Albermarle Road is part of an area of York - South Bank - which is now sought after, but in my day it was quite rough. When I was about 11, I was walking down a South Bank street with my friend Paul when we were approached by two big lads in their teens. "Who do you support?" they asked. Now everyone in York supported Leeds, except for intellectuals like me and Paul, who would experiment with supporting other teams, even going so far as to support our home side, York City.
"We support York," said Paul to the two thugs.
Thanks very much for that we, I thought, because I could tell immediately - just by their general appearance of having no imagination - that this pair had taken the standard option for a young Yorkie of supporting Leeds. To cut a long story short, Paul was stabbed in the thigh with the point of a compass, and I got off with a warning that I would be killed if spotted in the vicinity of my own birthplace again.

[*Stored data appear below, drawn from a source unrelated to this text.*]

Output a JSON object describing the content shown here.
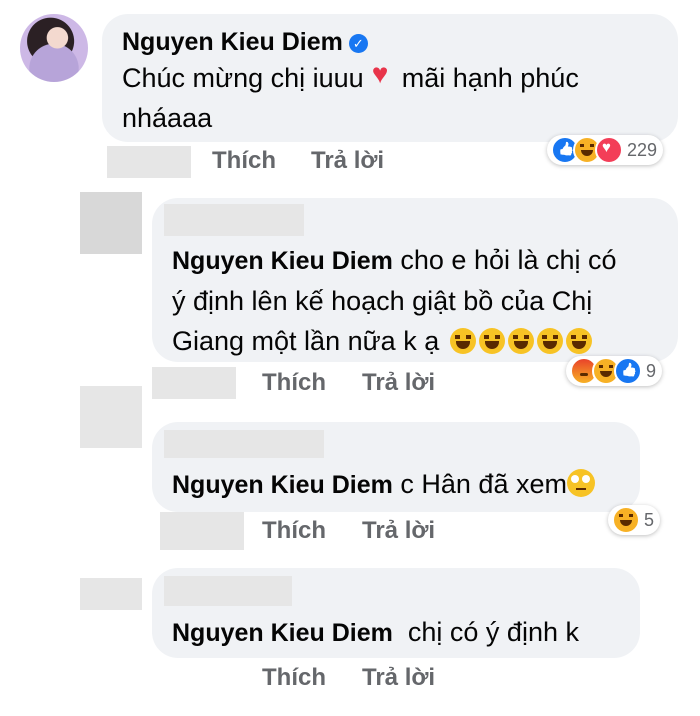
{
  "comment": {
    "author": "Nguyen Kieu Diem",
    "text_line1_a": "Chúc mừng chị iuuu",
    "text_line1_b": "mãi hạnh phúc",
    "text_line2": "nháaaa",
    "like_label": "Thích",
    "reply_label": "Trả lời",
    "reaction_count": "229",
    "reactions": [
      "like-icon",
      "haha-icon",
      "love-icon"
    ]
  },
  "replies": [
    {
      "mention": "Nguyen Kieu Diem",
      "text_line1": "cho e hỏi là chị có",
      "text_line2": "ý định lên kế hoạch giật bồ của Chị",
      "text_line3": "Giang một lần nữa k ạ",
      "like_label": "Thích",
      "reply_label": "Trả lời",
      "reaction_count": "9",
      "reactions": [
        "angry-icon",
        "haha-icon",
        "like-icon"
      ]
    },
    {
      "mention": "Nguyen Kieu Diem",
      "text": "c Hân đã xem",
      "like_label": "Thích",
      "reply_label": "Trả lời",
      "reaction_count": "5",
      "reactions": [
        "haha-icon"
      ]
    },
    {
      "mention": "Nguyen Kieu Diem",
      "text": "chị có ý định k",
      "like_label": "Thích",
      "reply_label": "Trả lời"
    }
  ],
  "colors": {
    "bubble": "#f0f2f5",
    "action_text": "#65676b",
    "like_blue": "#1877f2",
    "love_red": "#f33e58"
  }
}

A just-published book from Aurum Press, The Unforgiven: Don Revie's Leeds United by Rob Bagchi and Paul Rogerson, tells the story of this club that tyrannised my Seventies youth. The players had brilliantly dour names: Gray, Sprake, Madeley, Reaney, Cooper. And the team itself was an odd mixture of toughness and whimsy. Revie, the superstitious manager, always walked to the same traffic light in Leeds before home games, and the players - kitted out in all white to ape Real Madrid - wore tabs on their socks bearing their autographs, and congregated in the centre circle to do "the Leeds wave" before every game.
The team was considered aggressive and negative, and Revie had something of a persecution complex. He believed that in the 1970 FA Cup Final, which Leeds drew with Chelsea, he was prevented "by seven London policemen" from telling his captain, Billy Bremner, to close down the game.
The authors contend that Leeds, with its decaying Victoriana and its aspirations to be a "motorway city", was the quintessential Seventies town, and certainly photographs of the team - usually taken in such appropriately twilit locations as motels in Wolverhampton - have always epitomised that contradictory decade for me: hard faces under ridiculous bouffants. As I say, Leeds United dominated my youth, and Bagchi and Rogerson bring it all most uncomfortably back.